Gustav Friedrich Oehler (10 June 1812 – 19 February 1872) was a German theologian.
He was born in Ebingen, Württemberg, and was educated privately and at the University of Tübingen where he was much influenced by J. C. F. Steudel, professor of Old Testament theology. In 1837, after a term of Oriental study at Berlin, he went to Tübingen as tutor (German: Repetent), becoming in 1840, a professor at the seminary and pastor in Schönthal.[1]

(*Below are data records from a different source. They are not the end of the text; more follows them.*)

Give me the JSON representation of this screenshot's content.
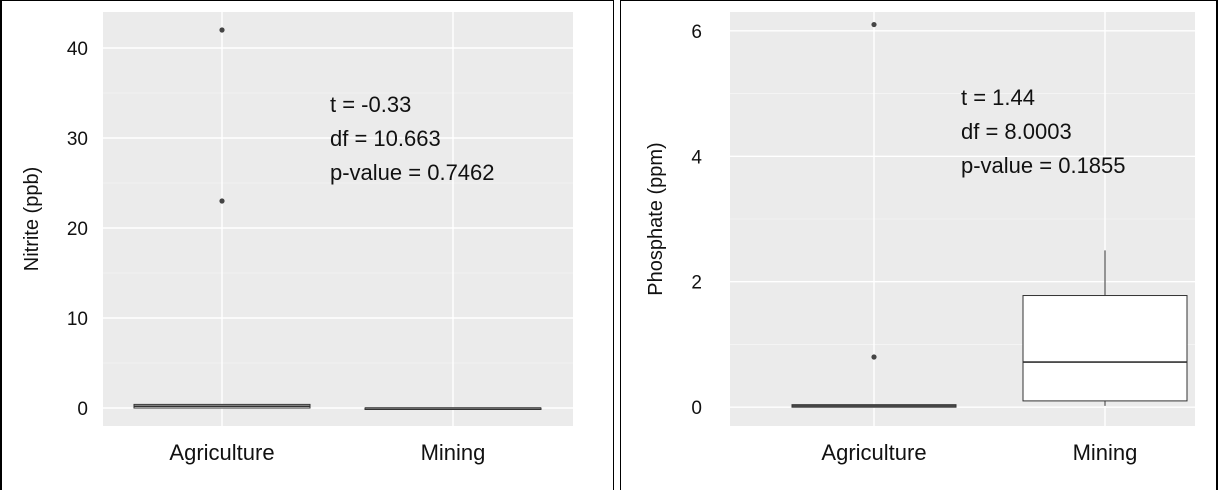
{
  "chart_data": [
    {
      "type": "box",
      "title": "",
      "xlabel": "",
      "ylabel": "Nitrite (ppb)",
      "ylim": [
        -2,
        44
      ],
      "yticks": [
        0,
        10,
        20,
        30,
        40
      ],
      "ytick_labels": [
        "0",
        "10",
        "20",
        "30",
        "40"
      ],
      "categories": [
        "Agriculture",
        "Mining"
      ],
      "boxes": [
        {
          "category": "Agriculture",
          "min": 0,
          "q1": 0,
          "median": 0.2,
          "q3": 0.4,
          "max": 0.4,
          "outliers": [
            23,
            42
          ]
        },
        {
          "category": "Mining",
          "min": 0,
          "q1": 0,
          "median": 0,
          "q3": 0,
          "max": 0,
          "outliers": []
        }
      ],
      "annotations": [
        "t = -0.33",
        "df = 10.663",
        "p-value = 0.7462"
      ],
      "grid": true,
      "colors": {
        "panel": "#ebebeb",
        "grid": "#ffffff",
        "box_fill": "#ffffff",
        "box_line": "#333333",
        "point": "#444444"
      }
    },
    {
      "type": "box",
      "title": "",
      "xlabel": "",
      "ylabel": "Phosphate (ppm)",
      "ylim": [
        -0.3,
        6.3
      ],
      "yticks": [
        0,
        2,
        4,
        6
      ],
      "ytick_labels": [
        "0",
        "2",
        "4",
        "6"
      ],
      "categories": [
        "Agriculture",
        "Mining"
      ],
      "boxes": [
        {
          "category": "Agriculture",
          "min": 0,
          "q1": 0,
          "median": 0.02,
          "q3": 0.04,
          "max": 0.04,
          "outliers": [
            0.8,
            6.1
          ]
        },
        {
          "category": "Mining",
          "min": 0.02,
          "q1": 0.1,
          "median": 0.72,
          "q3": 1.78,
          "max": 2.5,
          "outliers": []
        }
      ],
      "annotations": [
        "t = 1.44",
        "df = 8.0003",
        "p-value = 0.1855"
      ],
      "grid": true,
      "colors": {
        "panel": "#ebebeb",
        "grid": "#ffffff",
        "box_fill": "#ffffff",
        "box_line": "#333333",
        "point": "#444444"
      }
    }
  ]
}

In 1845, he published his Prolegomena zur Theologie des Alten Testaments, accepted an invitation to Breslau and received the degree of doctor from the University of Bonn. In 1852, he returned to Tübingen as the director of the seminary and professor of Old Testament theology at the university. He declined a call to Erlangen as successor to Franz Delitzsch, and died at Tübingen in 1872.[1]

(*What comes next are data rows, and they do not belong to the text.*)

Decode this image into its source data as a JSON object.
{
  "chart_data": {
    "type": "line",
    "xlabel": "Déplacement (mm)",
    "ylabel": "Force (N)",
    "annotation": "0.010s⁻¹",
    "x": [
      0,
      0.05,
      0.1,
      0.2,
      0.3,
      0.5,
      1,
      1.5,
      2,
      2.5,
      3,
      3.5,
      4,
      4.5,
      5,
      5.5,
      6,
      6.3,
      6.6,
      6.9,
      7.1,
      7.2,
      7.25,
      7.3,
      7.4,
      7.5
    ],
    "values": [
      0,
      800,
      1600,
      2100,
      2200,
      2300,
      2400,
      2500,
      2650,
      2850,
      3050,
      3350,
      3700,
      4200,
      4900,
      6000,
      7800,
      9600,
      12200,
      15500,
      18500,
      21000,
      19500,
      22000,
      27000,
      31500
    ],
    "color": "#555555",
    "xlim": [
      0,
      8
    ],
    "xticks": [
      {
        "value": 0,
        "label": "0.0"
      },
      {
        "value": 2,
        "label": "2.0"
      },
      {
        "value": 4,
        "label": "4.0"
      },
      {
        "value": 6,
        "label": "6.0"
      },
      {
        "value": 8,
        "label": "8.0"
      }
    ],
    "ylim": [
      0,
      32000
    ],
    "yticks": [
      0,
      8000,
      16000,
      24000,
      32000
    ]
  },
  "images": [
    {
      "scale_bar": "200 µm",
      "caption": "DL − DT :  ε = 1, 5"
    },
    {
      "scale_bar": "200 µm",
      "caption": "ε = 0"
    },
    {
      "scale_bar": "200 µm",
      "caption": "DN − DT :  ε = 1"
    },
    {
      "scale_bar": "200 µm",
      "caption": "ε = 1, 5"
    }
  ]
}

Oehler was one of the foremost Old Testament scholars of his time of the conservative school. He admitted the composite authorship of the Pentateuch and the Book of Isaiah, and did much to counteract the antipathy against the Old Testament that had been fostered by Schleiermacher. In church polity, he was Lutheran rather than Reformed.[1] He opposed the union of the Lutheran and Reformed churches, and while declaring in favor of confessional Lutheranism, he held aloof from the old Lutheran party.

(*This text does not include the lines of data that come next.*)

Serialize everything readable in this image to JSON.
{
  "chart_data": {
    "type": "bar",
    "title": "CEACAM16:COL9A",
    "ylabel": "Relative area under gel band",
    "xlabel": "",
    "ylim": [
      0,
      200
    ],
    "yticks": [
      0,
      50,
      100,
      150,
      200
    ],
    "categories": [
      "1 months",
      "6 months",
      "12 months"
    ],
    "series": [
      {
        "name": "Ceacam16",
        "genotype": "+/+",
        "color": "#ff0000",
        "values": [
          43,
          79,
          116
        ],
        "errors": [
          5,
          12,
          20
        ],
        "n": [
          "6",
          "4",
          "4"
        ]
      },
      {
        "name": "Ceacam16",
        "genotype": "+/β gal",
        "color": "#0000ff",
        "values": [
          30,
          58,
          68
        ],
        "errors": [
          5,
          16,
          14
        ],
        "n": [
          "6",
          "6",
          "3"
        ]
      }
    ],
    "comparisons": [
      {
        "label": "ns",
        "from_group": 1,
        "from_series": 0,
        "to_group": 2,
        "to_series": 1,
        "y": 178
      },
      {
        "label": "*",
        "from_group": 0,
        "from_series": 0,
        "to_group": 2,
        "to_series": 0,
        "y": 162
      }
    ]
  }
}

Besides his Old Testament Theology (2 vols., 1873–74; English trans., Edinburgh, 1874–75; New York, 1883, Dutch translation by dr. J. Hartog, 1879), his works were Gesammelte Seminarreden (1872) and Lehrbuch der Symbolik (Manual of symbolism; 1876, edited by Johann Delitzsch), both published posthumously, and about forty articles for the first edition of Herzog's Realencyklopädie, which were largely retained in the second edition.[1]